So I’m trying to implement and train a model with a lstm layer that I’m using to predict the actions of players in a video game. Since in practice the network will be being fed data 1 frame at a time I’m training it in the same way by giving the LSTM layer a batch size and sequence length of 1, and feeding in the sequence manually. The data contains 10 output classes and I’m testing the network by trying to get it to fit 5 samples each of a different class.

The issue is that the model is absolutely abysmal at preforming this. Even after many epochs the model will tend to only output predictions for 2 classes, with one having a clear preference. Even weirder is that the model performs much better when the LSTM layer is removed (~55% testing accuracy Vs ~35%), which given the sequential nature of the data seems particularly perplexing to me and indicates that I’m simply setting up the model incorrectly.
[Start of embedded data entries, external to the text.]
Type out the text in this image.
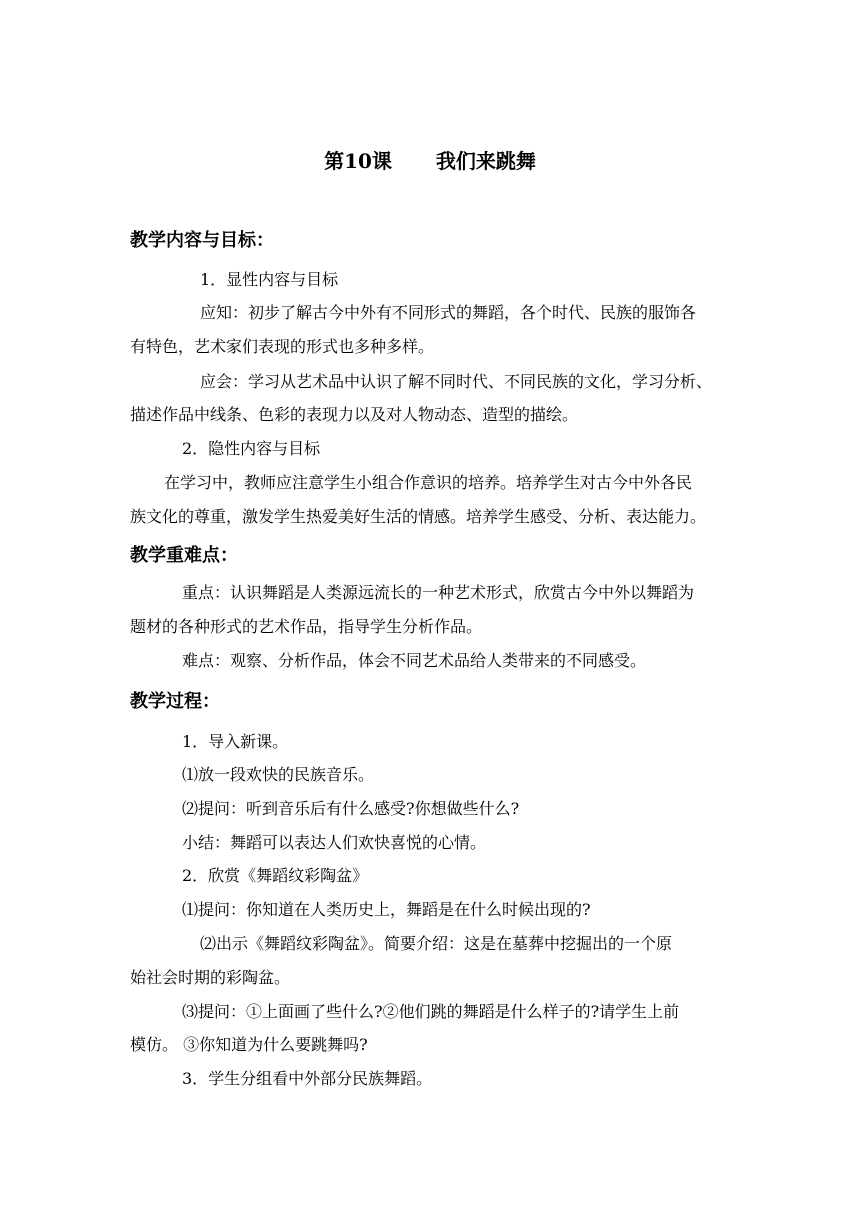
第10课 我们来跳舞
教学内容与目标：
1．显性内容与目标
应知：初步了解古今中外有不同形式的舞蹈，各个时代、民族的服饰各
有特色，艺术家们表现的形式也多种多样。
应会：学习从艺术品中认识了解不同时代、不同民族的文化，学习分析、
描述作品中线条、色彩的表现力以及对人物动态、造型的描绘。
2．隐性内容与目标
在学习中，教师应注意学生小组合作意识的培养。培养学生对古今中外各民
族文化的尊重，激发学生热爱美好生活的情感。培养学生感受、分析、表达能力。
教学重难点：
重点：认识舞蹈是人类源远流长的一种艺术形式，欣赏古今中外以舞蹈为
题材的各种形式的艺术作品，指导学生分析作品。
难点：观察、分析作品，体会不同艺术品给人类带来的不同感受。
教学过程：
1．导入新课。
⑴放一段欢快的民族音乐。
⑵提问：听到音乐后有什么感受?你想做些什么?
小结：舞蹈可以表达人们欢快喜悦的心情。
2．欣赏《舞蹈纹彩陶盆》
⑴提问：你知道在人类历史上，舞蹈是在什么时候出现的?
⑵出示《舞蹈纹彩陶盆》。简要介绍：这是在墓葬中挖掘出的一个原
始社会时期的彩陶盆。
⑶提问：①上面画了些什么?②他们跳的舞蹈是什么样子的?请学生上前
模仿。 ③你知道为什么要跳舞吗?
3．学生分组看中外部分民族舞蹈。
The model currently looks like this:

```
class SiLU(pt.nn.Module):
def __init__(self):
super().__init__()
def forward(self, x):
return x * pt.sigmoid(x)
activation = SiLU()
#class to allow specifying the amount and size of layers without hardcoding
class Deep_Layers(pt.nn.Module):
def __init__(self, Layer_Sizes):
super(Deep_Layers, self).__init__()
self.Layers = pt.nn.ModuleList([]) #create a new module list
for i in range(0,len(Layer_Sizes)-1):
#add the connections between the layer sizes in the tuple
self.Layers.append(pt.nn.Linear(Layer_Sizes[i],Layer_Sizes[i+1]))
def forward(self, x):
for layer in self.Layers:
#simply feedforward through the layers and apply the activation
x = activation(layer(x))
return x
class Network(pt.nn.Module):
def __init__(self, Deep_Layers_sizes, LSTM_hidden_size):
super(Network, self).__init__()
self.lstm = pt.nn.LSTM(Deep_Layers_sizes[0], LSTM_hidden_size)
self.deep = Deep_Layers(Deep_Layers_sizes)
self.lstm_size = LSTM_hidden_size
self.init_hidden()
def forward(self, x):
x = x.to(device)
#pass data through the single lstm layer
x, self.hidden = self.lstm(x.view(1 ,1, len(x)), self.hidden)
#final pass through stacked deep layers
x = self.deep(x)
return pt.sigmoid(x)
def init_hidden(self):
self.hidden = (pt.zeros(1,1,self.lstm_size).to(device), pt.zeros(1,1,self.lstm_size).to(device))
```

The training data is supplied as sequences of frames of game state information leading up to one of the players performing the action, and each sequence is labelled with the index of the player which performs the action.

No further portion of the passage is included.